Sie haben damit die wohl kältesten Legosteine im Universum erschaffen, aber auch ernsthafte Forschung betrieben. Denn sie untersuchen unter diesen Extrembedingungen die Wärmeleitfähigkeit des Kunststoffs der Legosteine.

Das Material entpuppte sich als guter Isolator und war gleichzeitig mechanisch  stabil, notieren die Physiker in den Scientific Reports. Es würde sich daher gut als Ausgangsmaterial für Labortechnik eignen, die extrem kalt sein muss.

Quelle: Scientific Reports


Römische Kaiser starben nach einem bestimmten zeitlichen Muster

Das ist einem Forscher aus den USA aufgefallen. Er betrachtete das Leben und Sterben von 69 Kaisern seit Augustus. Mehr als 60 Prozent von ihnen starben eines gewaltsamen Todes. Sei es, weil sie ermordet wurden, in der Schlacht fielen oder Suizid begingen.

Die Todeszeitpunkte waren nicht zufällig verteilt. Im ersten Jahr ihrer Regentschaft hatten die Kaiser ein hohes Risiko, gewaltsam umzukommen. Dieses Risiko sank danach stetig, während sich die Kaiser etablierten, stieg nach zwölf Jahren an der Macht jedoch wieder an.

Dieses Muster spiegelt ein Phänomen aus den Ingenieurswissenschaften wieder: Die "Betriebsdauer bis zum Ausfall". Mechanische Bauteile versagen häufig zu Beginn ihres Betriebs, etwa, weil sie fehlerhaft sind. Überstehen sie die erste Phase, halten sie meistens längere Zeit durch, bis sie verschleißen.

Der Autor der Studie ist Flugzeugingenieur. Im Fachblatt Palgrave Communications gibt er zu bedenken, dass man mit Daten aus dem alten Rom vorsichtig umgehen müsse. Zumindest zeige die Arbeit aber, dass scheinbar zufällige Ereignisse manchmal doch klaren statistischen Modellen folgen.

Quelle: Palgrave Communications


Chinesische Forscher haben entschlüsselt, wie das Zika-Virus sich in Zellen einnistet

Das Virus nutzt ein Eiweiß, um damit das endoplasmatische Retikulum in den Zellen zu manipulieren. Dabei handelt es sich um ein Kanalsystem, das in den Zellen vieler Lebewesen vorkommt und von Membranen umschlossen ist. Das Zika-Virus manipuliert diese Membranen so, dass sie kleine Taschen bilden, in denen das Virus sich vermehren kann, ohne von Immunprozessen der Zelle behelligt zu werden.

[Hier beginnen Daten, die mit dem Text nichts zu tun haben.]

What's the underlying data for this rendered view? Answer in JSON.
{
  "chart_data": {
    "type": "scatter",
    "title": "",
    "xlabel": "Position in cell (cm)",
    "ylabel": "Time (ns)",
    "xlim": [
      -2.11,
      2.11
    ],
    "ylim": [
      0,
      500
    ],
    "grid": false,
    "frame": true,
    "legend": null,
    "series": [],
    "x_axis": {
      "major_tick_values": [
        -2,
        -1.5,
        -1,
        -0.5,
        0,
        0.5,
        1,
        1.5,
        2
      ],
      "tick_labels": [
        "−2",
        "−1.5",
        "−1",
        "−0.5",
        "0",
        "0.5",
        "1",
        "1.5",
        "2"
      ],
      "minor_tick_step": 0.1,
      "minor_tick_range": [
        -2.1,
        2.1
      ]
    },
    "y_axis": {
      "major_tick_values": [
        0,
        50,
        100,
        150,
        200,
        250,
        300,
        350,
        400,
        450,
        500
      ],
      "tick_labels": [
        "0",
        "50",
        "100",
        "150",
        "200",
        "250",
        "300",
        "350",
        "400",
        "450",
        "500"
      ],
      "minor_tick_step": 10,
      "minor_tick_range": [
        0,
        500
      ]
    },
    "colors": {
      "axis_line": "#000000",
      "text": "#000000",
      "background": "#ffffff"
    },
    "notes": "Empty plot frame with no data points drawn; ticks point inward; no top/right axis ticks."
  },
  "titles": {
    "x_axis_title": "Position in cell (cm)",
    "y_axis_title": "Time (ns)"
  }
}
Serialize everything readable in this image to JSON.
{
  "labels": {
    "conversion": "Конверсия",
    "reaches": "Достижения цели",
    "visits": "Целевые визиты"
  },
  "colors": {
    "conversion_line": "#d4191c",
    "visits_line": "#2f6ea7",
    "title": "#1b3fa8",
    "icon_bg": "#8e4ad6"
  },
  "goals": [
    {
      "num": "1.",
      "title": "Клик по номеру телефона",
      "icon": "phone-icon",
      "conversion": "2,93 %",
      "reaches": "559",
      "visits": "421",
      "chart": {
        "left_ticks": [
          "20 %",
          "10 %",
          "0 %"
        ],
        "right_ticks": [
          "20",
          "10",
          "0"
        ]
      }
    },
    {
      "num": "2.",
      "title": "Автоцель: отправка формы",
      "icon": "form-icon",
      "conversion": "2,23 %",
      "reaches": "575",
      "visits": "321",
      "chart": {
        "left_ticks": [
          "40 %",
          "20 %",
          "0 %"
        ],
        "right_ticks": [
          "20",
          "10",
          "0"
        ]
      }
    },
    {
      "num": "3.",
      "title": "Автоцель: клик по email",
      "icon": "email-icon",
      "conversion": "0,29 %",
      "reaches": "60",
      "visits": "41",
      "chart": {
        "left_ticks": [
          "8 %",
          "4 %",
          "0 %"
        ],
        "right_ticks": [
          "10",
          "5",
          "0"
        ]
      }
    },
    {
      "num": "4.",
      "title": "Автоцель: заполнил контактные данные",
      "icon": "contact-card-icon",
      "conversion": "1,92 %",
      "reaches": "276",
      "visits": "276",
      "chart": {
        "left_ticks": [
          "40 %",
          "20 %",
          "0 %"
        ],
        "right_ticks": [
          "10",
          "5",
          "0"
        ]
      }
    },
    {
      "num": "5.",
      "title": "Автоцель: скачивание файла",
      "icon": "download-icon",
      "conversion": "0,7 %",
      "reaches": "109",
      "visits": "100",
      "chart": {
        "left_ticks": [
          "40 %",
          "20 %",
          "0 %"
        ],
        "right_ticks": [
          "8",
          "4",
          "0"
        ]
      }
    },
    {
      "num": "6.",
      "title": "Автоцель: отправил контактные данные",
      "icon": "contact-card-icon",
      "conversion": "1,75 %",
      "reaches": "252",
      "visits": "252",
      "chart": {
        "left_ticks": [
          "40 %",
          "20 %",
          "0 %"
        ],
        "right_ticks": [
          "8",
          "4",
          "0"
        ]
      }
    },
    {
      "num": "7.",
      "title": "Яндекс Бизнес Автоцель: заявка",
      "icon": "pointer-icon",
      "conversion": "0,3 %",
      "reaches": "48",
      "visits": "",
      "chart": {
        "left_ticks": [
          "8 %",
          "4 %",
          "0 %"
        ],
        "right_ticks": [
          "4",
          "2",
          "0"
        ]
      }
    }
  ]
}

Diesen Angriff auf das Kanalsystem in der Zelle zu unterbrechen, könnte ein möglicher Therapieansatz gegen Zika, aber auch andere Krankheiten wie das Gelbfieber oder das Dengue Fieber sein. So beschreiben es die Wissenschaftler im Journal of Cell Biology.

Quelle: Journal of Cell Biology | Pressemitteilung


Besuche im Museum und in der Oper könnten das Leben verlängern

Das legt zumindest eine Studie aus Großbritannien nahe. Forscher haben dafür vor 16 Jahren über 6700 Senioren zu ihren kulturellen Aktivitäten befragt. Danach zeichneten sie auf, wie lange die Menschen noch lebten.

Jetzt haben sie die Ergebnisse ausgewertet und im Magazin BMJ veröffentlicht. Demnach war das Sterberisiko bei denjenigen geringer, die häufig Konzerte oder Museen besuchten. Die Forscher geben an, Einflüsse sozioökonomischer Faktoren wie das Einkommen oder den Bildungsgrad der Teilnehmer aus den Ergebnissen herausgerechnet zu haben.